What it takes to pave straight roads to research process change is straightforward. The cost and time for training and supporting monitors, help desks, and all those affected by the technology introduction must be planned for, committed to by upper management, and then executed though to the end, by professional trainers (ideally in-house) – not shortcut, not skimped, not put off to next year, not sloughed off to so-called “super-users” (the ultimate cop-out, if not backed up by ubiquitous support). Note that it is not just training that is needed – something most companies assume to be a one-time effort – but ongoing support through staff identified as coaches, mentors or similar specialization.

 

It also means not short-circuiting clinical involvement when acquiring, budgeting for, or changing tactics in the software acquisition itself. The path may seem shorter to avoid involving those unused to technology selection, but the consequences of skipping along this shortcut will eventually be a “Bridge Out” sign in your path.

 

e-Ready or Just e-Willing?

The most common shortcut to “e-readiness” is for the sponsor to look at monitoring preparation and say, “hey, let’s outsource it along with everything else”. Let’s find CROs who promise that their staff already know EDC or use a CTMS. Job done; on to the next issue.

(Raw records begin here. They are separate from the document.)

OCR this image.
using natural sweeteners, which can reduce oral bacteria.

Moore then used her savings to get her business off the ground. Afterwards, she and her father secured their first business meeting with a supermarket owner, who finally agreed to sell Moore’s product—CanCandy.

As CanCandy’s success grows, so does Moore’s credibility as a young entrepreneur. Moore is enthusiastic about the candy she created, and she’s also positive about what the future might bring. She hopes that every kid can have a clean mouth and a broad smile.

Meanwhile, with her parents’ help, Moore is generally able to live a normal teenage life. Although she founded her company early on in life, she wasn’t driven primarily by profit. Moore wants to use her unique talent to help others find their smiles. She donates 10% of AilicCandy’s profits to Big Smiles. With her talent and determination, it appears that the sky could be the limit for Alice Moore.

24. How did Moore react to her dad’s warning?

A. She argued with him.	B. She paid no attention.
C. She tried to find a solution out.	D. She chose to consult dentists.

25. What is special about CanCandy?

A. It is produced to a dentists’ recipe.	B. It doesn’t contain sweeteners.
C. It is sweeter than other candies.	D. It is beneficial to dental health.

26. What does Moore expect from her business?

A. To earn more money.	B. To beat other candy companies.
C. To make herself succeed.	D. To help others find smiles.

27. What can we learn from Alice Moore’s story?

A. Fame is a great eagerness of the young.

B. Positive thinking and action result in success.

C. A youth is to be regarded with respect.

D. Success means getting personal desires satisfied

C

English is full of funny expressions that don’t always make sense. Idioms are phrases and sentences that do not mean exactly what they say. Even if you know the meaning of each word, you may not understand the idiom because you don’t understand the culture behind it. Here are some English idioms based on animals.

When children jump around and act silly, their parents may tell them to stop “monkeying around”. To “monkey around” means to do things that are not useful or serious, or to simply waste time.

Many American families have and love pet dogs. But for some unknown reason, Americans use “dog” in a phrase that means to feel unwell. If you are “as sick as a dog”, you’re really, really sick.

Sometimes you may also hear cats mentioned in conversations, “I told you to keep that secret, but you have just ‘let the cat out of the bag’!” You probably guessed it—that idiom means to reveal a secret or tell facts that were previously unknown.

There is no stopping the use of outsourced or contract monitors, or full-service outsourcing of all trial functions (nor should there be), but sponsors must re-examine the value proposition, and the cost-benefit assumptions about CRO usage they have made for many years, if and when new technologies are expected to be a linchpin in the clinical plan.

 

Most CROs are savvy enough to tell their customers they are ready and even eager to use electronic tools. They may even be sincere in describing themselves as “e-ready”. But in some cases this has become a new source of sponsor disappointment: the monitors who show up in a state of “e-readiness” may have used EDC once in 1997, or the CTMS they are used to may have been designed for a CRO’s business, instead of a sponsor’s, and thus has considerably different functionality and interfaces. Similarly, you may be assured by a support vendor that their Help Desk is EDC savvy, or clinical research savvy, and the assertion is taken at face value but fails in the execution. Too often, sponsors don’t discover these gaps in readiness until the investigator meeting, or some time after the first monitoring visit, when the knowledge chasm is too wide to be hidden and very dangerous to cross. So then another shortcut is taken: let’s use an online tool to train users in the online tools – what could be more modern? It’s not that e-learning doesn’t work, it is that when sponsors don’t think through what the information and support needs are, they will continue to rely on shortcuts wherever they can be found.

 

Sponsors will also turn to the software vendors themselves for this training and support; they all offer it and who knows their product better? They certainly know their product, but they don’t know you. This “generic” systems training produces generic results: your staff will know what button to push, but not much about how to use these tools for the benefit of your trial and your clinical development productivity.

 

Following what is perceived as a shorter path to the target, sponsors are responsible for the primary failing of outsourcing in the technology context: they are not considering what it implies, and what will cost, to rely on contract employees, or generic training, or the spare time of super-users, for the success of EDC or the usefulness of CTMS data. In this way, sponsors carry a complex change management project to the brink of success, and realize they took shortcuts to nowhere.

 

We can only hope that sponsors reform their approach to training and resourcing when introducing new technologies now and in the future. Instead of the light ahead being that of an oncoming train, you should insist that the next light you see will only be one of knowledge, respect, and intelligent strategy.